Mr Yeo argued that it was “clear” that the reports were not intended to be taken seriously, and challenged a prosecutor’s suggestion that references to a “battle hug” could refer to sexual contact.

The court artist sketch by Elizabeth Cook of (left to right) serving Metropolitan police officers Pc William Neville, and Jonathon Cobban, along with former police officer Joel Borders appearing in the dock of Westminster Magistrates’ Court in London, accused of sharing “grossly abusive WhatsApp messages with Sarah Everard killer Wayne Couzens.


PC Cobban and PC Neville joked about the term after PC Neville described pinning a 15-year-old girl to the ground during a police incident.

Mr Brown said the post implied that PC Neville “enjoyed physically restraining a very vulnerable and disturbed 15-year-old girl while on duty because he enjoyed, or at least drew on, his experience with a ‘wrestling yummy'”.

He argued that the exchange suggested that lawful restraint could be used “as an excuse or cover for unconsensual physical or sexual contact with a detainee”.

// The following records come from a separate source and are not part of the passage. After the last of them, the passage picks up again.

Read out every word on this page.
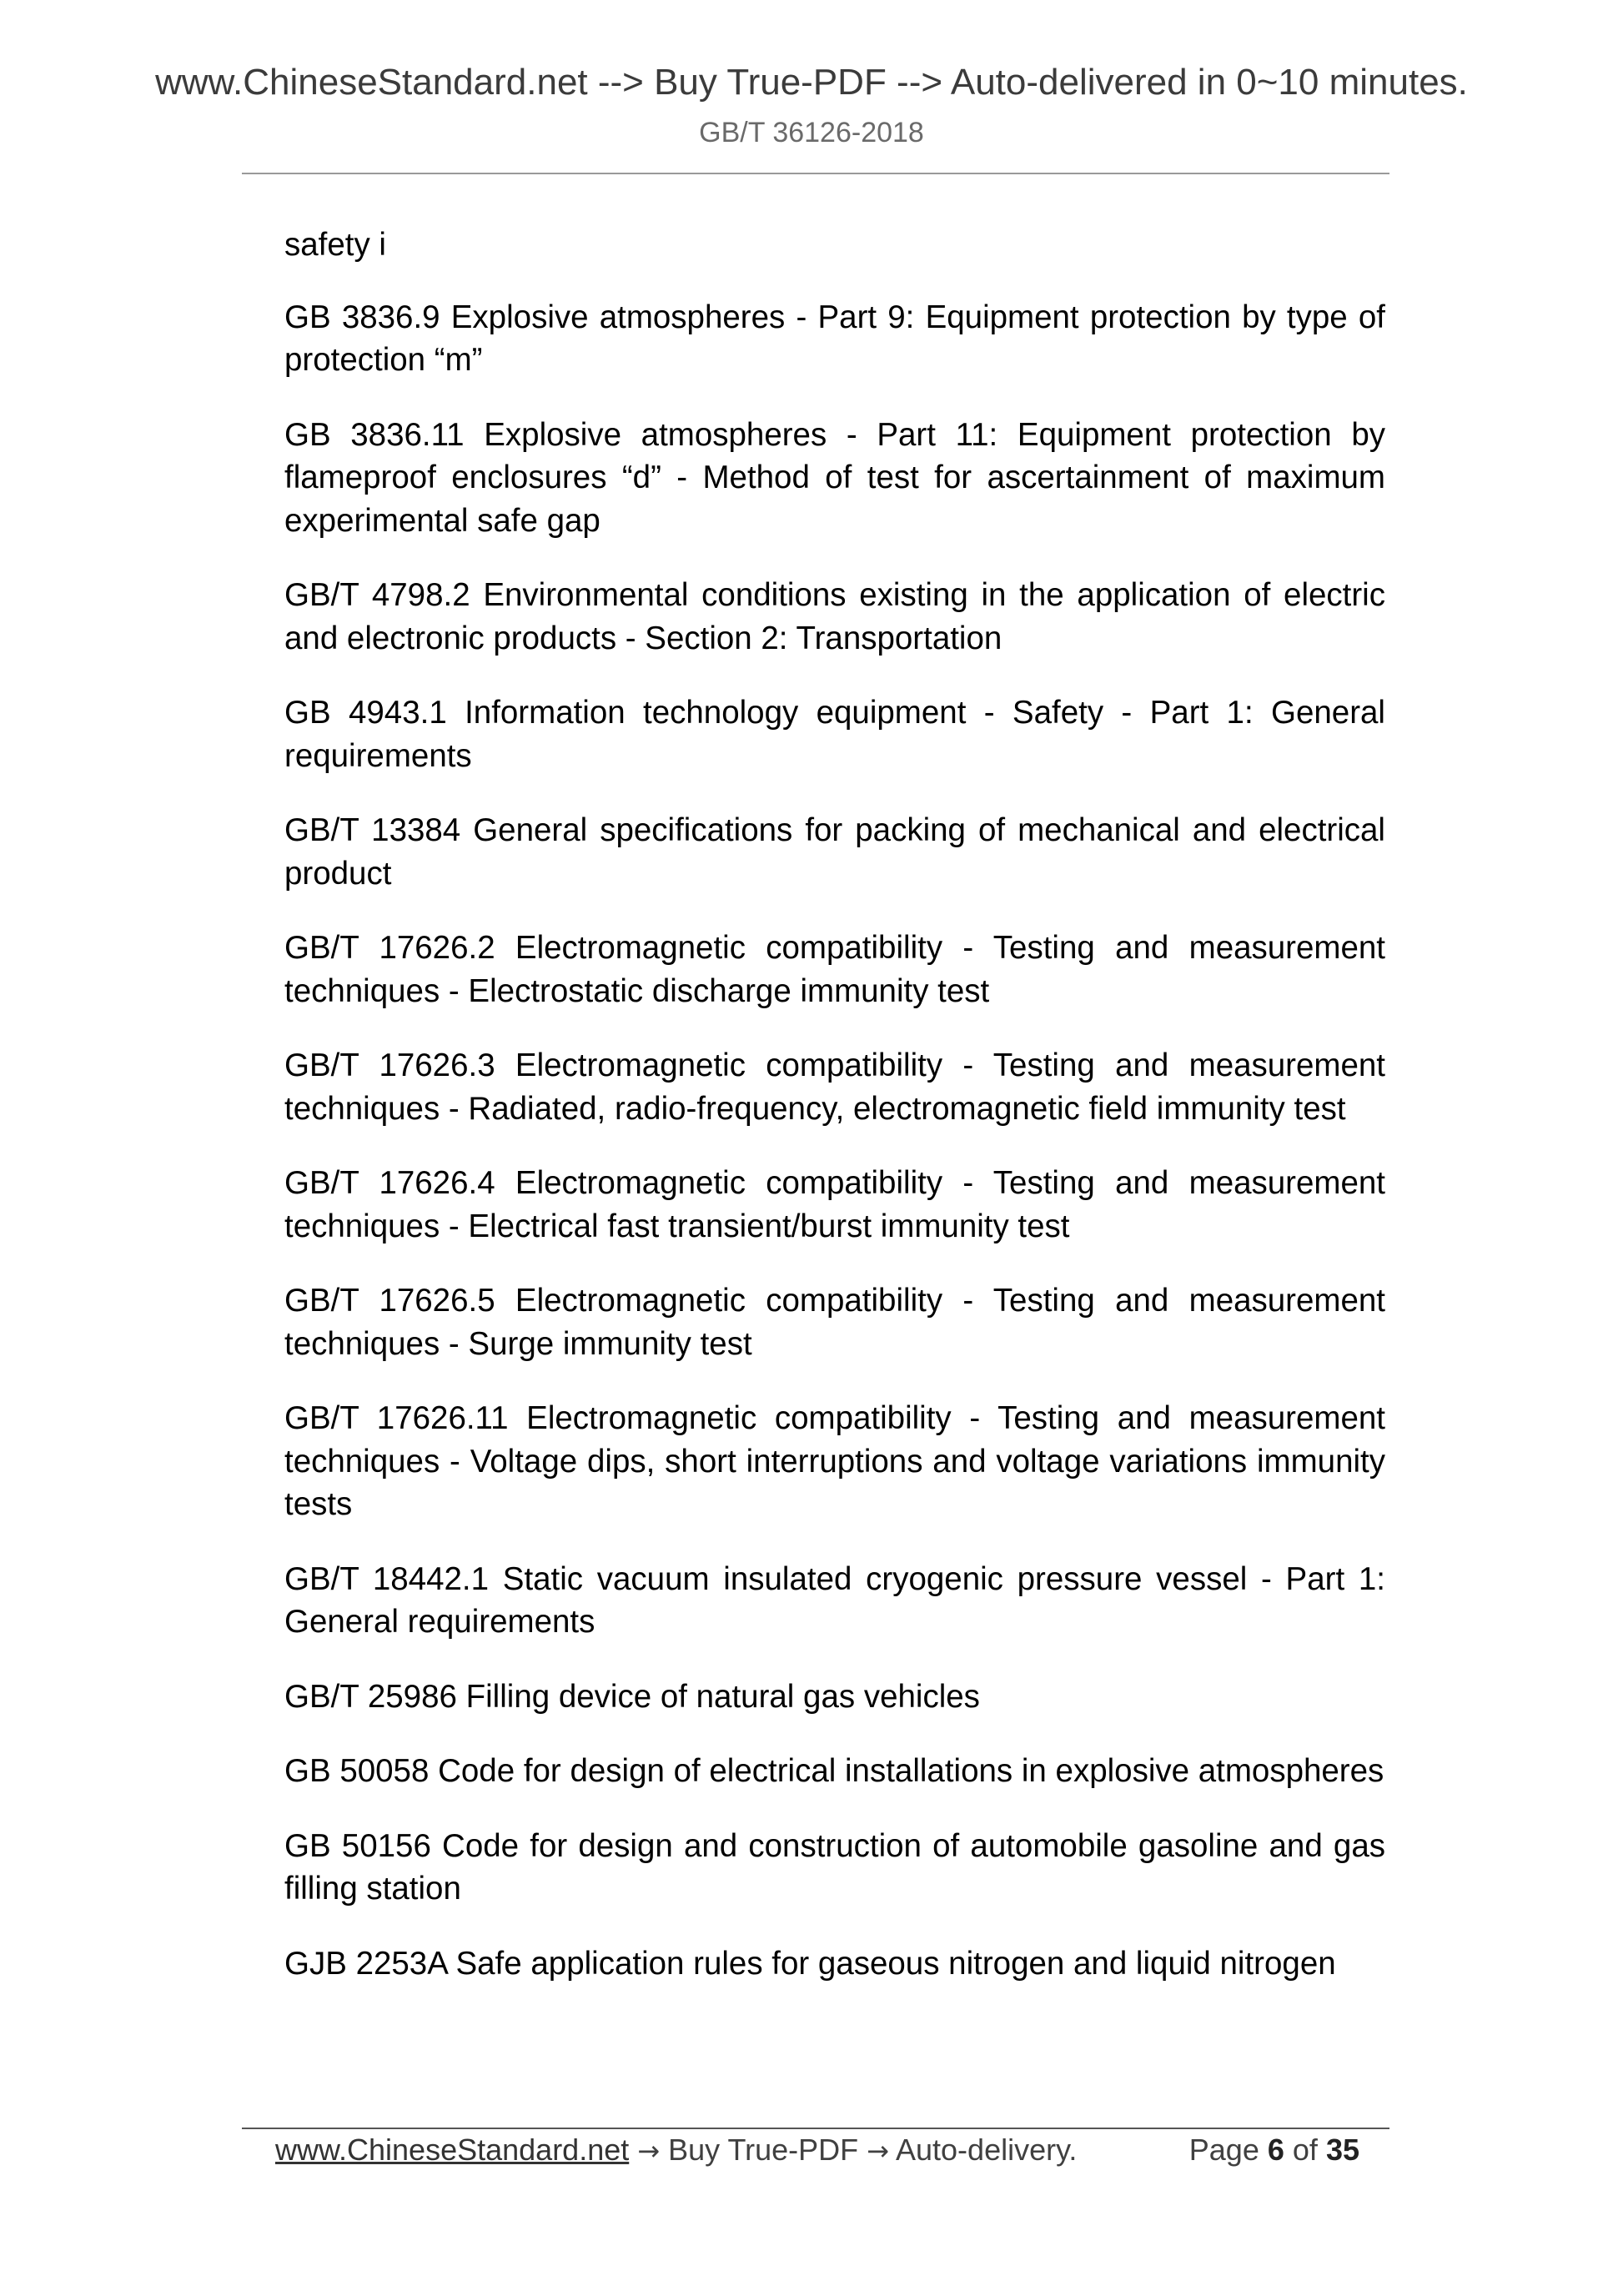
www.ChineseStandard.net --> Buy True-PDF --> Auto-delivered in 0~10 minutes.
GB/T 36126-2018

safety i

GB 3836.9 Explosive atmospheres - Part 9: Equipment protection by type of protection “m”

GB 3836.11 Explosive atmospheres - Part 11: Equipment protection by flameproof enclosures “d” - Method of test for ascertainment of maximum experimental safe gap

GB/T 4798.2 Environmental conditions existing in the application of electric and electronic products - Section 2: Transportation

GB 4943.1 Information technology equipment - Safety - Part 1: General requirements

GB/T 13384 General specifications for packing of mechanical and electrical product

GB/T 17626.2 Electromagnetic compatibility - Testing and measurement techniques - Electrostatic discharge immunity test

GB/T 17626.3 Electromagnetic compatibility - Testing and measurement techniques - Radiated, radio-frequency, electromagnetic field immunity test

GB/T 17626.4 Electromagnetic compatibility - Testing and measurement techniques - Electrical fast transient/burst immunity test

GB/T 17626.5 Electromagnetic compatibility - Testing and measurement techniques - Surge immunity test

GB/T 17626.11 Electromagnetic compatibility - Testing and measurement techniques - Voltage dips, short interruptions and voltage variations immunity tests

GB/T 18442.1 Static vacuum insulated cryogenic pressure vessel - Part 1: General requirements

GB/T 25986 Filling device of natural gas vehicles

GB 50058 Code for design of electrical installations in explosive atmospheres

GB 50156 Code for design and construction of automobile gasoline and gas filling station

GJB 2253A Safe application rules for gaseous nitrogen and liquid nitrogen

www.ChineseStandard.net → Buy True-PDF → Auto-delivery.	Page 6 of 35
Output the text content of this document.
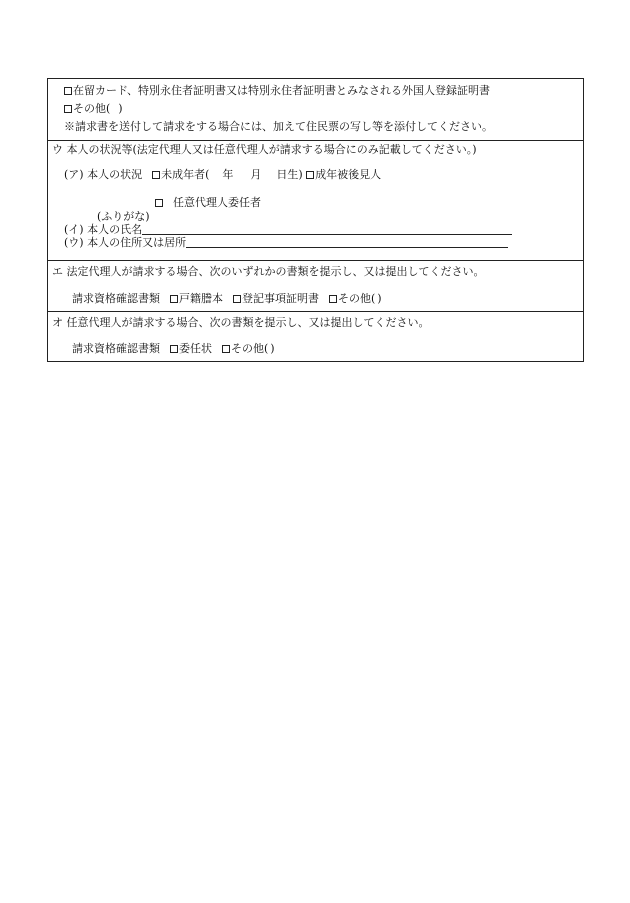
在留カード、特別永住者証明書又は特別永住者証明書とみなされる外国人登録証明書
その他( )
※請求書を送付して請求をする場合には、加えて住民票の写し等を添付してください。
ウ 本人の状況等(法定代理人又は任意代理人が請求する場合にのみ記載してください。)
(ア) 本人の状況 未成年者( 年 月 日生) 成年被後見人
任意代理人委任者
(ふりがな)
(イ) 本人の氏名
(ウ) 本人の住所又は居所
エ 法定代理人が請求する場合、次のいずれかの書類を提示し、又は提出してください。
請求資格確認書類 戸籍謄本 登記事項証明書 その他( )
オ 任意代理人が請求する場合、次の書類を提示し、又は提出してください。
請求資格確認書類 委任状 その他( )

But Mr Yeo disputed the meaning of “battle hugging” and told the court it was a “term used in officer training in connection with a bear hugging technique”.

District Judge Turnock ruled that the prosecution and defense should challenge the matter with further evidence, not accepting that the “sole ordinary meeting referred to the use of some sort of police skill in the context of lawfully detaining a person”.

Prosecutor Edward Brown, QC, said the group included “a close-knit group” of seven police officers who had transferred from the Civil Nuclear Constabulary to the Metropolitan Police.

“There is no evidence that any of the defendants, or the other members of the group, ‘called out’ or challenged any of their co-defendants after receiving what the prosecution considers the abusive messages,” he added.

“Each defendant actively participated and chose to remain in the group.”

The trial continues and all three suspects are expected to testify on Friday.